Sharing a duckblind vs. blind justice
WASHINGTON
In no other courtroom in the land - perhaps in the world - is it left to a judge to decide solely on his or her own whether the appearance of conflict requires the judge to step back from a case.
But then the United States Supreme Court is rather special, as we learned on Dec. 12, 2000, when five members handed the presidency to George W. Bush.
For more than two years, Vice President Dick Cheney has been resisting demands that he release records of the energy task force that he headed.
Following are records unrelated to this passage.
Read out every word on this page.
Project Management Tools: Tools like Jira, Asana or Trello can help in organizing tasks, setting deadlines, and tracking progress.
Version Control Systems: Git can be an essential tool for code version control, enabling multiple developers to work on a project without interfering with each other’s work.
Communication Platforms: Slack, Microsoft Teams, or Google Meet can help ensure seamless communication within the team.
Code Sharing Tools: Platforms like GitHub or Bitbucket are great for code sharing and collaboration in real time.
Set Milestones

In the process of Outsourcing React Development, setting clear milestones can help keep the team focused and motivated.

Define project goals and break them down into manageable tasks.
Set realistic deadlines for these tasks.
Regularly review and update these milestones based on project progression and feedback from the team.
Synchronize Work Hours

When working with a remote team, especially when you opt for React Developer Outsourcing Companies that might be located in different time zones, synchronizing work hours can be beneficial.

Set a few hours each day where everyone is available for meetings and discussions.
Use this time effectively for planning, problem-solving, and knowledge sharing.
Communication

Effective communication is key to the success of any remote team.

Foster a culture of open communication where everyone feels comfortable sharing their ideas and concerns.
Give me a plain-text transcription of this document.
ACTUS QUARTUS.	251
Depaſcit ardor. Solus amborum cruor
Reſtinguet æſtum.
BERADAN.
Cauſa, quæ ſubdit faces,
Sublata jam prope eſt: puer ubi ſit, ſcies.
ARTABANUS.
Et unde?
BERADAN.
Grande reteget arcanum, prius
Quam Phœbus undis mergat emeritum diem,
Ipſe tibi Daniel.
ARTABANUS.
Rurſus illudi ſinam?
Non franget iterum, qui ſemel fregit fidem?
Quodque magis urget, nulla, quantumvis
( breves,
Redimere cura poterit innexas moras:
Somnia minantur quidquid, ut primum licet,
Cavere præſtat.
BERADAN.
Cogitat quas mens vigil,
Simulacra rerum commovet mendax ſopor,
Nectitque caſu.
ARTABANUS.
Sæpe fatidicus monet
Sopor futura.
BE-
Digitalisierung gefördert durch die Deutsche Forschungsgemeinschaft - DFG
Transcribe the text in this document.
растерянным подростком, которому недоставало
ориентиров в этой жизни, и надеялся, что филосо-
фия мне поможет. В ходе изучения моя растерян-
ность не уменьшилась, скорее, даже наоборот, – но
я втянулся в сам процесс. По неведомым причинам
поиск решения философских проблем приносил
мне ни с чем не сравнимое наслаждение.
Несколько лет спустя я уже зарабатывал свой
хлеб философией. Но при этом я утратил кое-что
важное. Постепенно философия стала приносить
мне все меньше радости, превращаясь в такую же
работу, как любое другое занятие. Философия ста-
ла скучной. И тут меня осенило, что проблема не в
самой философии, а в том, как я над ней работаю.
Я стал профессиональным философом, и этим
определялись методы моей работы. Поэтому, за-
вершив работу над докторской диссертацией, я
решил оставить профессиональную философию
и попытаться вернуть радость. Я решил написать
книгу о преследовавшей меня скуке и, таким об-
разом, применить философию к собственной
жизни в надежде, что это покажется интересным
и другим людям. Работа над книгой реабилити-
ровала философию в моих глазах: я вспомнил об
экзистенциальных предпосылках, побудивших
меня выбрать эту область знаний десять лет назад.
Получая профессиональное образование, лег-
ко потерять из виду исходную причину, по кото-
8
The Sierra Club and Judicial Watch want to know especially whether industry figures, like Ken Lay of Enron, helped to write a policy that favored oil and gas companies.
A lower court ordered Mr. Cheney to release the records. The administration appealed to the Supreme Court, which announced on Dec. 15 that it would hear the case. Three weeks later, on Jan. 5, Justice Antonin Scalia and several others flew down to southern Louisiana with the vice president on his official plane, Air Force Two, for a few days of duck hunting.
The hunting camp is owned by the head of a local oil services company. The local police were asked to keep their presence a secret. Speak of undisclosed locations!
But, after their departure, the trip became known to the Associated Press and the Los Angeles Times. Justice Scalia has, so far, refused to recuse himself - that is, disqualify himself from hearing the Cheney case. In a written statement he said, "I do not think my impartiality could reasonably be questioned." He compared the trip to being invited to dinner at the White House.
At an Amherst College gathering this week Scalia stuck to his guns, saying that this was "a government issue," not a lawsuit against Cheney as a private person.
Democratic Senators Patrick Leahy and Joseph Lieberman have written Chief Justice William Rehnquist asking whether Scalia can be a "fair and impartial adjudicator" in the Cheney case.
The Chief Justice replied that the court has no formal procedure for reviewing a justice's own decision, and he suggested the senators' complaint was "ill considered."
So, unless the strong-minded Scalia changes his mind and recuses himself from a case involving his duck- hunting friend, you can expect in coming weeks to hear a lot of, "If it looks like a duck and quacks like a duck...."
• Daniel Schorr is a senior news analyst at National Public Radio.